Sometimes we’re converted from, and sometimes we’re converted to. Converted to new life, to a new path, to a new way of living, to a new way of seeing, to a new way of thinking, to a closer walk with Jesus. Ananias could tell us something about that. He shows up in today’s reading from Acts, too. He is already a devoted Christian, a faithful man, and he has heard about Saul. He knows Saul is coming, and he knows he wants to stay away from him. But then Jesus calls. Jesus needs Ananias to go to the very man he feared, this persecutor of the church, to lay his hands on him and pray for him. Ananias pushes back a little: In case you haven’t heard, Lord, this man is not good. Jesus tells him again: go. So he goes.

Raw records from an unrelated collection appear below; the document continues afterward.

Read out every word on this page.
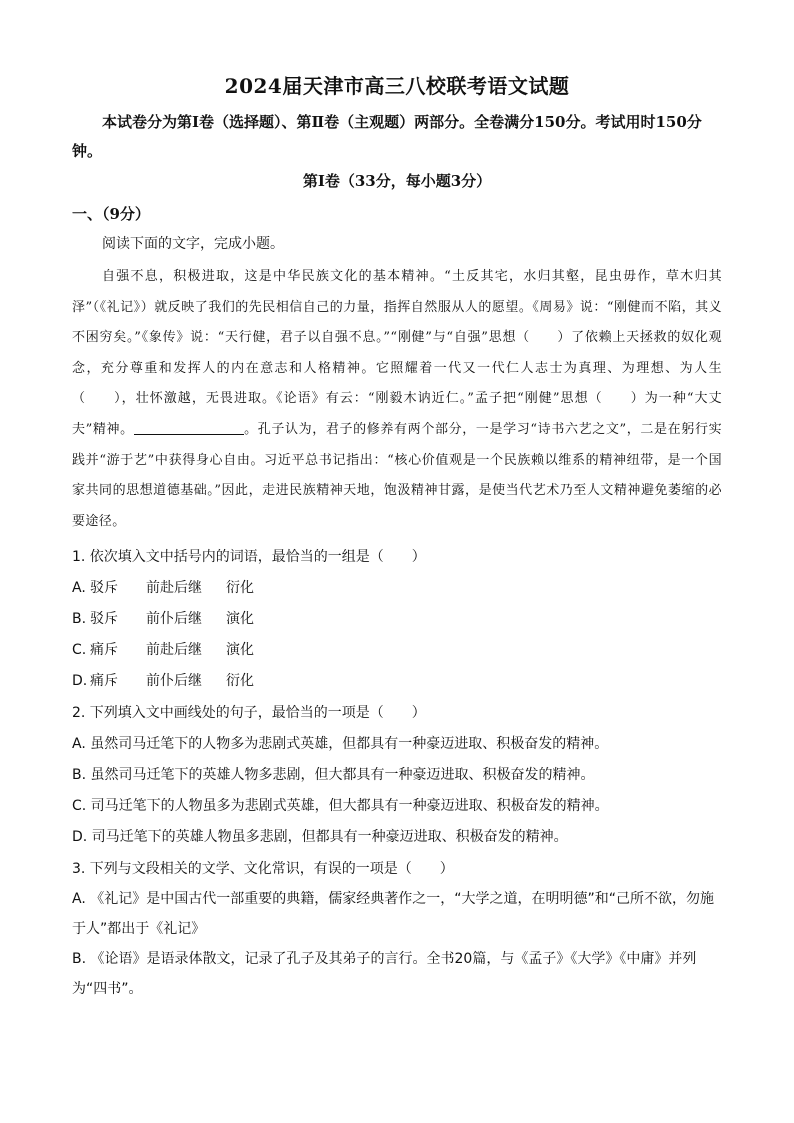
2024届天津市高三八校联考语文试题
本试卷分为第Ⅰ卷（选择题）、第Ⅱ卷（主观题）两部分。全卷满分150分。考试用时150分钟。
第Ⅰ卷（33分，每小题3分）
一、（9分）
阅读下面的文字，完成小题。
自强不息，积极进取，这是中华民族文化的基本精神。“土反其宅，水归其壑，昆虫毋作，草木归其泽”（《礼记》）就反映了我们的先民相信自己的力量，指挥自然服从人的愿望。《周易》说：“刚健而不陷，其义不困穷矣。”《象传》说：“天行健，君子以自强不息。”“刚健”与“自强”思想（　　）了依赖上天拯救的奴化观念，充分尊重和发挥人的内在意志和人格精神。它照耀着一代又一代仁人志士为真理、为理想、为人生（　　），壮怀激越，无畏进取。《论语》有云：“刚毅木讷近仁。”孟子把“刚健”思想（　　）为一种“大丈夫”精神。	。孔子认为，君子的修养有两个部分，一是学习“诗书六艺之文”，二是在躬行实践并“游于艺”中获得身心自由。习近平总书记指出：“核心价值观是一个民族赖以维系的精神纽带，是一个国家共同的思想道德基础。”因此，走进民族精神天地，饱汲精神甘露，是使当代艺术乃至人文精神避免萎缩的必要途径。
1. 依次填入文中括号内的词语，最恰当的一组是（　　）
A. 驳斥 前赴后继 衍化
B. 驳斥 前仆后继 演化
C. 痛斥 前赴后继 演化
D. 痛斥 前仆后继 衍化
2. 下列填入文中画线处的句子，最恰当的一项是（　　）
A. 虽然司马迁笔下的人物多为悲剧式英雄，但都具有一种豪迈进取、积极奋发的精神。
B. 虽然司马迁笔下的英雄人物多悲剧，但大都具有一种豪迈进取、积极奋发的精神。
C. 司马迁笔下的人物虽多为悲剧式英雄，但大都具有一种豪迈进取、积极奋发的精神。
D. 司马迁笔下的英雄人物虽多悲剧，但都具有一种豪迈进取、积极奋发的精神。
3. 下列与文段相关的文学、文化常识，有误的一项是（　　）
A. 《礼记》是中国古代一部重要的典籍，儒家经典著作之一，“大学之道，在明明德”和“己所不欲，勿施于人”都出于《礼记》
B. 《论语》是语录体散文，记录了孔子及其弟子的言行。全书20篇，与《孟子》《大学》《中庸》并列为“四书”。
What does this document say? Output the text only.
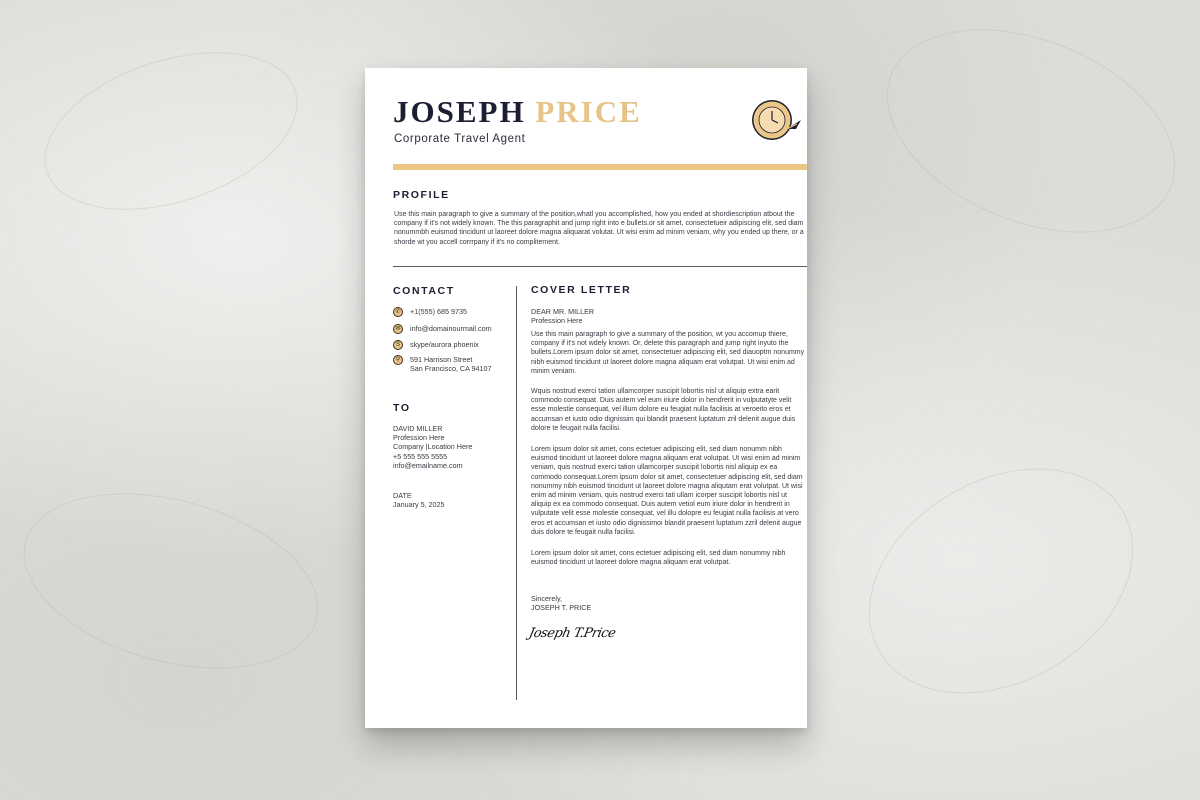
JOSEPH PRICE
Corporate Travel Agent
PROFILE

Use this main paragraph to give a summary of the position,whatl you accomplished, how you ended at shordiescription atbout the company if it's not widely known. The this paragraphit and jump right into e bullets.or sit amet, consectetueir adipiscing elit, sed diam nonummbh euismod tincidunt ut laoreet dolore magna aliquarat volutat. Ut wisi enim ad minim veniam, why you ended up there, or a shorde wt you accell corrrpany if it's no complitement.

CONTACT
✆	+1(555) 685 9735
✉	info@domainourmail.com
S	skype/aurora phoenix
⚲	591 Harrison Street
San Francisco, CA 94107
TO
DAVID MILLER
Profession Here
Company |Location Here
+5 555 555 5555
info@emailname.com
DATE
January 5, 2025
COVER LETTER
DEAR MR. MILLER
Profession Here

Use this main paragraph to give a summary of the position, wt you accomup thiere, company if it's not wdely known. Or, delete this paragraph and jump right inyuto the bullets.Lorem ipsum dolor sit amet, consectetuer adipiscing elit, sed diauoptm nonummy nibh euismod tincidunt ut laoreet dolore magna aliquam erat volutpat. Ut wisi enim ad minim veniam.

Wquis nostrud exerci tation ullamcorper suscipit lobortis nisl ut aliquip extra earit commodo consequat. Duis autem vel eum iriure dolor in hendrerit in vulputatyte velit esse molestie consequat, vel illum dolore eu feugiat nulla facilisis at veroeito eros et accumsan et iusto odio dignissim qui blandit praesent luptatum zril delenit augue duis dolore te feugait nulla facilisi.

Lorem ipsum dolor sit amet, cons ectetuer adipiscing elit, sed diam nonumm nibh euismod tincidunt ut laoreet dolore magna aliquam erat volutpat. Ut wisi enim ad minim veniam, quis nostrud exerci tation ullamcorper suscipit lobortis nisl aliquip ex ea commodo consequat.Lorem ipsum dolor sit amet, consectetuer adipiscing elit, sed diam nonummy nibh euismod tincidunt ut laoreet dolore magna aliqutam erat volutpat. Ut wisi enim ad minim veniam, quis nostrud exerci tati ullam icorper suscipit lobortis nisl ut aliquip ex ea commodo consequat. Duis autem vetiol eum iriure dolor in hendrerit in vulputate velit esse molestie consequat, vel illu dolopre eu feugiat nulla facilisis at vero eros et accumsan et iusto odio dignissimoi blandit praesent luptatum zzril delenit augue duis dolore te feugait nulla facilisi.

Lorem ipsum dolor sit amet, cons ectetuer adipiscing elit, sed diam nonummy nibh euismod tincidunt ut laoreet dolore magna aliquam erat volutpat.

Sincerely,
JOSEPH T. PRICE
Joseph T.Price
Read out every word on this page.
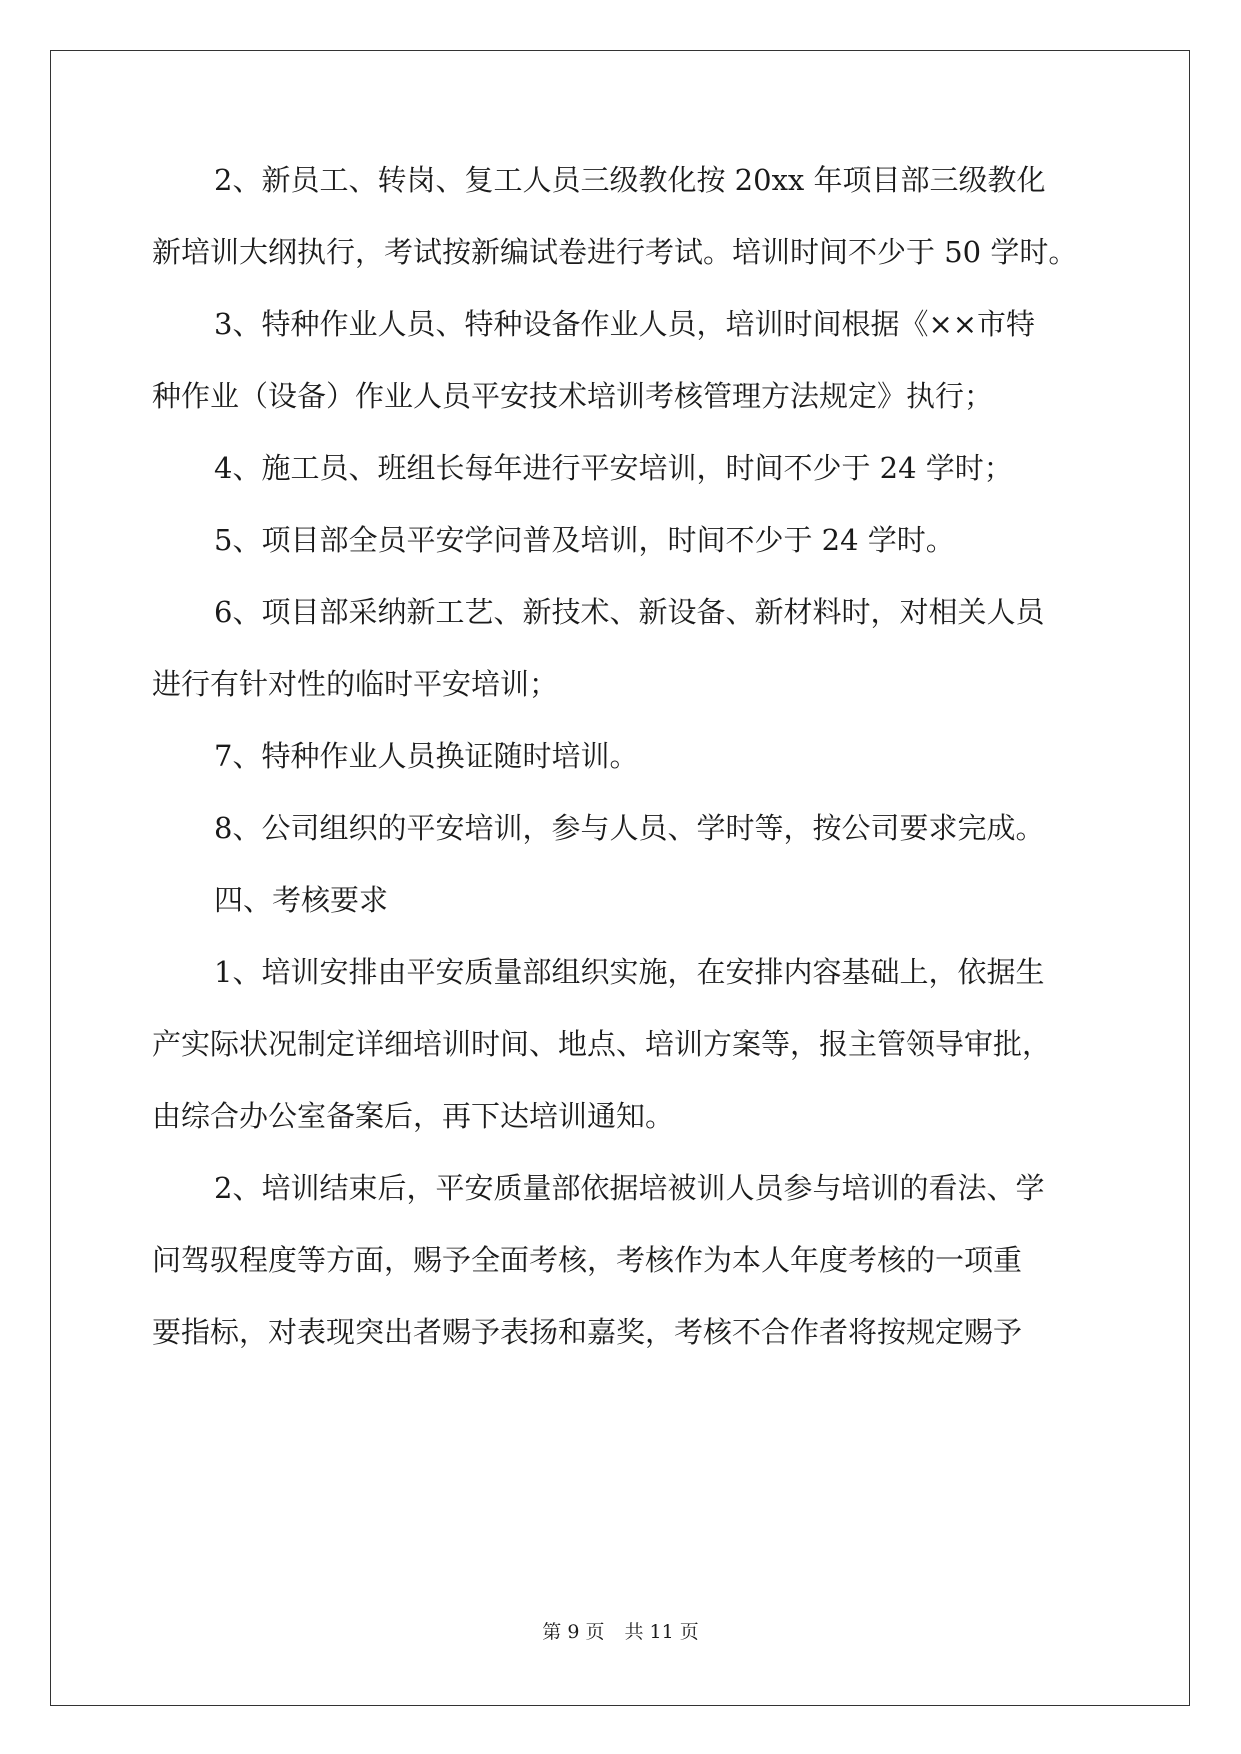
2、新员工、转岗、复工人员三级教化按 20xx 年项目部三级教化

新培训大纲执行，考试按新编试卷进行考试。培训时间不少于 50 学时。

3、特种作业人员、特种设备作业人员，培训时间根据《××市特

种作业（设备）作业人员平安技术培训考核管理方法规定》执行；

4、施工员、班组长每年进行平安培训，时间不少于 24 学时；

5、项目部全员平安学问普及培训，时间不少于 24 学时。

6、项目部采纳新工艺、新技术、新设备、新材料时，对相关人员

进行有针对性的临时平安培训；

7、特种作业人员换证随时培训。

8、公司组织的平安培训，参与人员、学时等，按公司要求完成。

四、考核要求

1、培训安排由平安质量部组织实施，在安排内容基础上，依据生

产实际状况制定详细培训时间、地点、培训方案等，报主管领导审批，

由综合办公室备案后，再下达培训通知。

2、培训结束后，平安质量部依据培被训人员参与培训的看法、学

问驾驭程度等方面，赐予全面考核，考核作为本人年度考核的一项重

要指标，对表现突出者赐予表扬和嘉奖，考核不合作者将按规定赐予

第 9 页 共 11 页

When Ananias shows up, he calls Saul something unexpected: “Brother Saul,” he says. “Brother Saul, the Lord Jesus, who appeared to you on your way here, has sent me so that you may regain your sight and be filled with the Holy Spirit.” A conversion has happened again, this time to Ananias. It wasn’t dramatic, like Saul’s; Ananias wouldn’t win that testimony service contest; but this is still a conversion, a change. Ananias has been given a new way of seeing, of seeing this persecutor of the church, not as an enemy, but as a brother in the Christian fellowship. He has been converted to newness, brought closer to God.
Peter, too. In our gospel lesson, Peter is first converted from, taken from that path of denial he had been on. Then he is converted to–to newness of life, to following Jesus again. Jesus tells him, “follow me.” “Feed my lambs.” “Feed my sheep.” Be a disciple and walk a new path with Jesus.
God is calling us to the same kind of conversion to that Ananais and Peter experience today. It may not be dramatic, but it’s still a conversion to new life, to a new way of living, of seeing, of thinking, of being in this world. But we have to be open to it.
Sometimes we’re converted from; sometimes we’re converted to; every time, we are converted by. In other words, conversion is not something we do to ourselves, but it is something done to us. We are converted by God, who is reaching out to us, calling us, and whose power is able to bring us closer no matter what. It is Jesus who knocks Saul from his horse. It is Jesus who tells Ananias to go. It is Jesus who shows up on the lakeshore, makes breakfast, forgives Peter, and tells him to follow. It is all Jesus. Conversion, change, isn’t something we can do for ourselves. It must be done to us and for us by Jesus himself–but we must allow him to work and let his grace in.
Tell me what you know about Jesus, Elaine asked me. I’ll tell you what I know: Jesus shows up in our lives; he loves us as we are; but he doesn’t leave us the way he found us. He changes us. He converts us. He makes us more like him–if we will allow him to.
So tell me what you know about Jesus. What’s your story? Believe me, you have one, even if you don’t think you do. If you really examine it, you will find it’s a story of one conversion after another: conversion from our own way; conversion to the way of Christ; conversion by Christ himself, grace. Maybe it’s dramatic, and maybe it’s boring. Maybe it’s a little bit of both at different times. But it’s your conversion story nonetheless. It is a story that will not end, as long as we allow God to keep working on us. For God will never stop drawing us in, bringing us closer in relationship and in love.